Our morning begins very here, with the first rooster crowing before 5am. As the daylight increases, more roosters join in the chorus, followed by the cows and one pig. We are usually out of bed before 7, get dressed and ready to start the day.
Tom begins his day by setting up the gas cooker and straining tap water into a pot to boil for our tea. He then sets the little coffee table in the living room with cups and utensils. The sugar is in a tightly sealing tupperware container. He also gets out juice and usually a container of fruit left from the previous night’s dinner; pineapple, mango or oranges.
I cook breakfast. Usually it is eggs, french toast or cereal. Anything that is not in our little refrigerator must be kept in sealed plastic containers. We use the parmalat type milk, which I actually like. It tastes like evaporated milk.
By the time we are finishing our breakfast our housekeeper Veronica arrives. We head up the road to the home, where we will work until noon.
Veronica starts out by washing up the breakfast dishes. The washes whatever laundry is in the basket. This is done at a large outdoor sink area in our back yard. She sweeps through the whole house, cleans and then cooks our food for the day. Since she is young and has a five year old, we have her cook enough for lunch that we can eat the leftovers for our dinner. She usually leaves between two and three in the afternoon.
When Tom and I get to the home, we go our separate ways. If there are no other jobs needed or classes being held (like now while half of the girls are away on break) we head to different groups of children. At the home the children are divided into four rooms. The nursery right now has a three week old baby and one that is about two months old. They are both boys. A child care worker is assigned to each baby, so with one on one care, we only stop to visit there.

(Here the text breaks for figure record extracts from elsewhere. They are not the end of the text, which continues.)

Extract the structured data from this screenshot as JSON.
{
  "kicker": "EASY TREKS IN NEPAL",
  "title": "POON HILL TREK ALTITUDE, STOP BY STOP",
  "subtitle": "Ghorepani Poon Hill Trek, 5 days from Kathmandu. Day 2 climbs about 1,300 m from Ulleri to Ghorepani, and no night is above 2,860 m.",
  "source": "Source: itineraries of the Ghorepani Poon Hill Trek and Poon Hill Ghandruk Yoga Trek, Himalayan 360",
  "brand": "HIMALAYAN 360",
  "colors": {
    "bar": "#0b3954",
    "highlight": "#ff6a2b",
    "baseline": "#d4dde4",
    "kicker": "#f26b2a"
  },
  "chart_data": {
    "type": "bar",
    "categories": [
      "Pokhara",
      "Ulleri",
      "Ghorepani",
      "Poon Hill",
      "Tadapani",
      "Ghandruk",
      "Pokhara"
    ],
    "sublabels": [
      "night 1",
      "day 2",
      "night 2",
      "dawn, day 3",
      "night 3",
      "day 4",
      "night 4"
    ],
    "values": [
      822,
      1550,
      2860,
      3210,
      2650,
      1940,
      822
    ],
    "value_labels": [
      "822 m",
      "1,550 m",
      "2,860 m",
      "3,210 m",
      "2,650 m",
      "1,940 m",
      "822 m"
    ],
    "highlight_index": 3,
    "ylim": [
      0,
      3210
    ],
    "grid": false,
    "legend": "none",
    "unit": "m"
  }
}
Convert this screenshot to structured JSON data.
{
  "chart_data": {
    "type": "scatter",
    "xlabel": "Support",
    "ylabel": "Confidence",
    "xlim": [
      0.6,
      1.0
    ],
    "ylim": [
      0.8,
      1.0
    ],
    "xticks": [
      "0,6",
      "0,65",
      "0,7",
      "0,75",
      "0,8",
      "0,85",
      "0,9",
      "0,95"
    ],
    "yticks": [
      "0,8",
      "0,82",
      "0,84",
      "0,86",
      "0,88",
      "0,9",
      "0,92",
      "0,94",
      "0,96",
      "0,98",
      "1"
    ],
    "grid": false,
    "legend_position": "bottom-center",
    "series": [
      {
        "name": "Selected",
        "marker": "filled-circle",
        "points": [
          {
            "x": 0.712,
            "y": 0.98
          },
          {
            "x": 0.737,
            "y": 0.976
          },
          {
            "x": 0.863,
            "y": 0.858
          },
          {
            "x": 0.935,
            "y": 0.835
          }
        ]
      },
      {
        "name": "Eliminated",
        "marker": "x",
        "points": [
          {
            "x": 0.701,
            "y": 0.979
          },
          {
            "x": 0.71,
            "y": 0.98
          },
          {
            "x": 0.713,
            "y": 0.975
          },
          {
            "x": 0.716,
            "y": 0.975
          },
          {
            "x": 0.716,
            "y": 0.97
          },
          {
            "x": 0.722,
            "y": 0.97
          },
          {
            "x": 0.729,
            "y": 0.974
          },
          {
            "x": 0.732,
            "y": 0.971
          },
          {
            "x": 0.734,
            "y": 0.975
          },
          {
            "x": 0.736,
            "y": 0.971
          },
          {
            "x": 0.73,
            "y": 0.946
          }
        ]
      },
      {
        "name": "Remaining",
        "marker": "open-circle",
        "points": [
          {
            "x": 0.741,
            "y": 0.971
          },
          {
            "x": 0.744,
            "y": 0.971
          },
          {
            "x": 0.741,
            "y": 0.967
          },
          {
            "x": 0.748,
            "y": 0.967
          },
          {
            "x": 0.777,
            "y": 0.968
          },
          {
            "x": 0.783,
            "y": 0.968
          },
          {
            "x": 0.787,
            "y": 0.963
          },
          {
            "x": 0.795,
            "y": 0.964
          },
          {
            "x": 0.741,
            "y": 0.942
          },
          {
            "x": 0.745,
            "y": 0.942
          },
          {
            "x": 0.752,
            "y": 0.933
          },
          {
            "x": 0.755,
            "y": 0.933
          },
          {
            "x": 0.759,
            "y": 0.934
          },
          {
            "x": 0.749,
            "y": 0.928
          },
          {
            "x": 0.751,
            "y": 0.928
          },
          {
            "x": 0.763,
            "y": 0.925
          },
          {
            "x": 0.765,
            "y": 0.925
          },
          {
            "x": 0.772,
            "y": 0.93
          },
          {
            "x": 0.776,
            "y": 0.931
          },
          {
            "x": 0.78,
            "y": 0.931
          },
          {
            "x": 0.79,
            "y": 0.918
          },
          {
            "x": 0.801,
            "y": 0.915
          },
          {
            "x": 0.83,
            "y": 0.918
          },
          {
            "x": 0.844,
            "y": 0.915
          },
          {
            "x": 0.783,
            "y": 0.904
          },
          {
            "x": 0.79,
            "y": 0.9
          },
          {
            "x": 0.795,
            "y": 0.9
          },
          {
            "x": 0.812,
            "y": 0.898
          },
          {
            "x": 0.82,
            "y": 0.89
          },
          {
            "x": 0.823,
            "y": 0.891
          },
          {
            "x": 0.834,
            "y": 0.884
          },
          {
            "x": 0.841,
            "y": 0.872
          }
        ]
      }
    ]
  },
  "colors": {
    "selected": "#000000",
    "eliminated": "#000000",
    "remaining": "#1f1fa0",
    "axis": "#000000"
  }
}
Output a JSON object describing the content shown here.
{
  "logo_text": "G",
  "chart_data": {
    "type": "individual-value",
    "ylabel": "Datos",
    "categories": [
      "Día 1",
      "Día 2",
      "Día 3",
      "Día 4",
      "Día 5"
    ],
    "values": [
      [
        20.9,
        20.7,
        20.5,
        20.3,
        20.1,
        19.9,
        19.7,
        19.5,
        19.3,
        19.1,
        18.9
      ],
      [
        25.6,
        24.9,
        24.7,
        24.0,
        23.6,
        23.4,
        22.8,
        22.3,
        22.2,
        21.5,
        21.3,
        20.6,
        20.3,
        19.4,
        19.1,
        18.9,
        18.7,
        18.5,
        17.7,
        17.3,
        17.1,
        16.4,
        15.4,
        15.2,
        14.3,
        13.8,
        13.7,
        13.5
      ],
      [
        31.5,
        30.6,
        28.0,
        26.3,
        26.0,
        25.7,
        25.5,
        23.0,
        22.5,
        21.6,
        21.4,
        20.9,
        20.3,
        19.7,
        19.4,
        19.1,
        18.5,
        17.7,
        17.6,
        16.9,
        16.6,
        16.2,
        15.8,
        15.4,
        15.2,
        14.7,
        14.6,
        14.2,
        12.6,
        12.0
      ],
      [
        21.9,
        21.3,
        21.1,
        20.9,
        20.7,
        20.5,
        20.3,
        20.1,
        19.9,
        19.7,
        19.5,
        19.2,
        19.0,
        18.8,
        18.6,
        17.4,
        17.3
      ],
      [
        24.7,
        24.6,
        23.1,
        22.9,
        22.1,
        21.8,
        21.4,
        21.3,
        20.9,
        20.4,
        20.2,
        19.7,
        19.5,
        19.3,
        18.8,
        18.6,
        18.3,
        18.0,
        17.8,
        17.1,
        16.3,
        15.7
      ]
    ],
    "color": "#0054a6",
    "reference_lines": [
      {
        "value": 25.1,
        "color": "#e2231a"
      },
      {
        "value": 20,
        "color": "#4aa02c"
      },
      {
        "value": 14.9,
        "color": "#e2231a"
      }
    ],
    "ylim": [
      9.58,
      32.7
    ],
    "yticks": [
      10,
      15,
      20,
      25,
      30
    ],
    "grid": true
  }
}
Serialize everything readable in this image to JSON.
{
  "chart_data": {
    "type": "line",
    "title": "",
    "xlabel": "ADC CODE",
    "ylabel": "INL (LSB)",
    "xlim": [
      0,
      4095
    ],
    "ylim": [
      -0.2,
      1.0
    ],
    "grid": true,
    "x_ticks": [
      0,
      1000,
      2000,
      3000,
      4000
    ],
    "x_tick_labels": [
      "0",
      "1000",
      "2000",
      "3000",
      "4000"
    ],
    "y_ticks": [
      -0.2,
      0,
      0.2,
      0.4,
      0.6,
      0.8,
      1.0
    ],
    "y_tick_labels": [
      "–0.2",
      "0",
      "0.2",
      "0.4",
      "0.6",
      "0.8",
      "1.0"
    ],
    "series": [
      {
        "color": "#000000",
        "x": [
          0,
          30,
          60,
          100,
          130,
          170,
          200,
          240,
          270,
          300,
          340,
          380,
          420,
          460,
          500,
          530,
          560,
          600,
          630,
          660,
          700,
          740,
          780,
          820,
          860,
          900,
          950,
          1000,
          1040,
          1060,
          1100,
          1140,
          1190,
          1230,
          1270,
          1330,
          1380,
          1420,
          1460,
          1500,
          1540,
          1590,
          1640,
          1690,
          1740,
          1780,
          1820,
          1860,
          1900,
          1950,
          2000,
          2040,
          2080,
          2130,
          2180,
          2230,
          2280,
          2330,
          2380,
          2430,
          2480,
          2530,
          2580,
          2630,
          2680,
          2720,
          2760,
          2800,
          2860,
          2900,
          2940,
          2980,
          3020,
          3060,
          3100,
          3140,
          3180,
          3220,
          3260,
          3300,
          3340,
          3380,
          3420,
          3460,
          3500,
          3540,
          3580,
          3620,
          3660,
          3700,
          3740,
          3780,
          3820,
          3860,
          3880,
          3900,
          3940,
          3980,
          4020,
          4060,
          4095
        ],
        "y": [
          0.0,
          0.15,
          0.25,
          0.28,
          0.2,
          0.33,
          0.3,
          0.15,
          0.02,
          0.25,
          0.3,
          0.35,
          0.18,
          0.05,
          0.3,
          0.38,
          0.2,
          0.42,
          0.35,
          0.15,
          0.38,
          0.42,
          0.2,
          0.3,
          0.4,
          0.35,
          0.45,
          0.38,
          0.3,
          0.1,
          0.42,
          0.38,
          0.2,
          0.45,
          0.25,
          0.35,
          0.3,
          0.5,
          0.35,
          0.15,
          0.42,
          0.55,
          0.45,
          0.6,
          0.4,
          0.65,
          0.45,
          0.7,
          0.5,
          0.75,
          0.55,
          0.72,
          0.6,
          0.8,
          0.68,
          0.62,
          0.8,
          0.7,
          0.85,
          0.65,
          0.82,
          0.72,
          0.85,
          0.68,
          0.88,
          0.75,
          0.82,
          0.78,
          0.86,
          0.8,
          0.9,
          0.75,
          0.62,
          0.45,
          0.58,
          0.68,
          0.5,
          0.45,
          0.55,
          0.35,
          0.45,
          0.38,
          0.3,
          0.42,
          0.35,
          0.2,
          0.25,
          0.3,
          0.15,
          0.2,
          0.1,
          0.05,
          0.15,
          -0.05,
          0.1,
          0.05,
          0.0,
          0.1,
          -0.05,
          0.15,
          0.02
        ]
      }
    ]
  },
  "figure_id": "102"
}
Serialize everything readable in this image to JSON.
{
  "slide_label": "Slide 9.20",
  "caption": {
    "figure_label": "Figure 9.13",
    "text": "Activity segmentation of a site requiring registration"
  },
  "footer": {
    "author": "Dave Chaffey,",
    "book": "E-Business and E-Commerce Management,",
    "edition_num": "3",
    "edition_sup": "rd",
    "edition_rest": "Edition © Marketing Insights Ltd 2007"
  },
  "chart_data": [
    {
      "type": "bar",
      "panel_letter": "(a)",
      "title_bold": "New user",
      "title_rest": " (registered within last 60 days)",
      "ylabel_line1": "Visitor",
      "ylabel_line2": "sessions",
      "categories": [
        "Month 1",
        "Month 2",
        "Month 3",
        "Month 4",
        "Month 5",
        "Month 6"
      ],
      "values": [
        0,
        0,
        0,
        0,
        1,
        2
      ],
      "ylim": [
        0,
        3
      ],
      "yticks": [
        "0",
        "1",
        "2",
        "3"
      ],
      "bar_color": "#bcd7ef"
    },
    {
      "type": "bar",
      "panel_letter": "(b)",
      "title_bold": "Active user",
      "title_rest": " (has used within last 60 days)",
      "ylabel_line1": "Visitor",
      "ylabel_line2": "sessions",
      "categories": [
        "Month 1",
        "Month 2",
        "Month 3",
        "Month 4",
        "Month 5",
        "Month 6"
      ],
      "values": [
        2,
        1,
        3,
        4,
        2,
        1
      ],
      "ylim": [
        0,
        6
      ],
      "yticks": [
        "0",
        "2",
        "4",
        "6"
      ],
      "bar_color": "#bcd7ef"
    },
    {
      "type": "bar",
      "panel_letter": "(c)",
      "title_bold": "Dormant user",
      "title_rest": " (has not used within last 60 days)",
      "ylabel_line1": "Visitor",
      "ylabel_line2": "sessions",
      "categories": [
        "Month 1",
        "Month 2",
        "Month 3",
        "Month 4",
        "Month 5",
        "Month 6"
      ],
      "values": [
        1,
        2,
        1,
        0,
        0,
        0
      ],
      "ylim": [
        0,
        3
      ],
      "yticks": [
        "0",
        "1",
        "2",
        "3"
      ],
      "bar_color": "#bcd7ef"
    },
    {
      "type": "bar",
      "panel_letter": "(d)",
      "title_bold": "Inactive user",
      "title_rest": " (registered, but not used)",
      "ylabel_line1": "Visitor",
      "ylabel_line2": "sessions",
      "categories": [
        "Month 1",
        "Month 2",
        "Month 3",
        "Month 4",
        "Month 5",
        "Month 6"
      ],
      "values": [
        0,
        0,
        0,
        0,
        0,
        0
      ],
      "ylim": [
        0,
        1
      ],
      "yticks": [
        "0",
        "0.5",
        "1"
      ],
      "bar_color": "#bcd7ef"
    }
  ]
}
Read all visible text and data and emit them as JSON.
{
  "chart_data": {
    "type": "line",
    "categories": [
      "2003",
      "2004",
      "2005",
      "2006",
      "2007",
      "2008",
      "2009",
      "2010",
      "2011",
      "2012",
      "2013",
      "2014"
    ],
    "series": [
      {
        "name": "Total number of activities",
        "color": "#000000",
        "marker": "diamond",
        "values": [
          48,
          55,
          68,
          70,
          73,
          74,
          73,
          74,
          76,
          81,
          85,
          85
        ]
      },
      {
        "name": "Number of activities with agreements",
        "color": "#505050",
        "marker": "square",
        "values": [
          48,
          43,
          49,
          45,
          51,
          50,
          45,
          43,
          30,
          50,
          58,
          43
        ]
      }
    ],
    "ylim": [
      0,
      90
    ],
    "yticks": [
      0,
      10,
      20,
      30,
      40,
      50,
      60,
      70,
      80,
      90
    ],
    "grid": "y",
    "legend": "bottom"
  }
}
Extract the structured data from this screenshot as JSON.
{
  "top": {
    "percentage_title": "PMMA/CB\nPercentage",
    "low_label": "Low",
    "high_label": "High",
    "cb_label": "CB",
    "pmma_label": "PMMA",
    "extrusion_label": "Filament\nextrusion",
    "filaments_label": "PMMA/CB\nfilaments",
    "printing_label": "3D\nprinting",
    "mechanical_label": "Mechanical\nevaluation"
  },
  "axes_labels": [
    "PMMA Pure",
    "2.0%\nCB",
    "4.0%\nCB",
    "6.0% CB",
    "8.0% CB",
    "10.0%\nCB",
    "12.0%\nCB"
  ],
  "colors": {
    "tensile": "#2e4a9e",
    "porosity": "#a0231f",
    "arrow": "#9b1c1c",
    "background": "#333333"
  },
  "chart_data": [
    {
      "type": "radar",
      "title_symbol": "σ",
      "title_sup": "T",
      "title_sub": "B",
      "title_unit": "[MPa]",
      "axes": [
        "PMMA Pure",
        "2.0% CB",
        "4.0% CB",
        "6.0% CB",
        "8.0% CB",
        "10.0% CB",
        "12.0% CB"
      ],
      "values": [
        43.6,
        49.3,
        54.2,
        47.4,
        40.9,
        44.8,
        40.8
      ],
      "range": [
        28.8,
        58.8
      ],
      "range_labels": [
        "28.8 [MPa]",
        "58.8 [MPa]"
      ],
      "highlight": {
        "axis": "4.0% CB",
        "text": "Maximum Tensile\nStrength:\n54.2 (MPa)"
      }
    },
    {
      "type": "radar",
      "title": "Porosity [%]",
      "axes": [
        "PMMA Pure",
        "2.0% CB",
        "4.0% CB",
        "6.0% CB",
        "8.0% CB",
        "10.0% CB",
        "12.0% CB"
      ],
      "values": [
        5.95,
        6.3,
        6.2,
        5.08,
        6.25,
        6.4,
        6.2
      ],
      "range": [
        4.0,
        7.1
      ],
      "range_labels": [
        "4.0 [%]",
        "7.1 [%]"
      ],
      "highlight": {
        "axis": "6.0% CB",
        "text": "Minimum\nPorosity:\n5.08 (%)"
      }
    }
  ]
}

Room One has the eight babies ranging from two or three months old to about one year old. Room Two has seven toddlers. Since we have been here, three of them have started walking. It has been a fun process to watch. Room Three has the older children in it, with the oldest being three years old. He is Husseini, who recently started nursery school at the Rainbow School. Whatever room we work with, the day consists of playing with the children, feeding them, taking walks with them, and doing a lot of singing. We work from 9 until noon and then from 2 until 5.
If English classes are being held, we have a morning and an afternoon class. Each one lasts about an hour. Sometimes the driver for the home, a very nice man named Christian, sits in on our class too. Every day is different. The girls are always switching their duties and their schedules. The majority of the girls are on day work, but there is always a night crew as well. There are 32 girls altogether, but the classes range in size from 8 to 18 (the number of desks in the classroom). I try to cover the same ground in each class, so that it doesn’t matter if the girls switch from morning to afternoon. The children are the main concern here, so the classes come second, understandably.
Tom has had a variety of jobs so far. He has repaired a clothes dryer, a chain saw, some plumbing, and is now working on repairing many broken or missing window panes. The chain saw has made him the star of the neighborhood. A couple of years ago, a chain saw was donated to the home, but without directions. The Dar es Salaam baggage tag was still attached to it, but it was full of old gunky fuel. Tom was able to get it working. This is a very big deal since the home uses an amazing amount of fire wood each day for cooking and for heating water for bathing and loads of laundry. When the kids hear the chain saw they start chanting Ba-bu, Ba-bu, which means “grandfather”. Previously, the wood was split by axe and then cut to length either by hired men or by the girls using machetes.
We have a two hour break at noon, which sometimes I must admit turns into nap time for us. At two o’clock we head back and either have our work, or go to a different room for variety of the kids.
At 5 pm, we return home. I heat up dinner and Tom washes the dishes. Right now sunset comes between 6:30 and 7:00 pm. Tom always takes a walk after dinner and I often join him, but not always. After watching the sun go behind the mountain, we walk past the home and visit the girls who are cooking that day. Sometimes, we sing with them. It could be Jingle Bells, Jesus Loves Me, If You’re Happy and You Know It, or just last night it was The Hokey Pokey.
We return home before dark. By 7 pm almost everyone is at their home for the night. We usually check for email, Facebook, or read. Some nights we play Scrabble or 500 Rummey. By 9 o’clock we get our showers. This is done standing in a large plastic pan and pouring water over ourselves from a pitcher. Veronica boils the water for us in the afternoon and it is kept in two ten liter paint buckets with lids to keep it warm.
When it is time to go to bed, we drop the mosquito net over our bed and tuck it all in between the mattress and the bed frame. We get into bed and thank God for having been blessed with another beautiful day.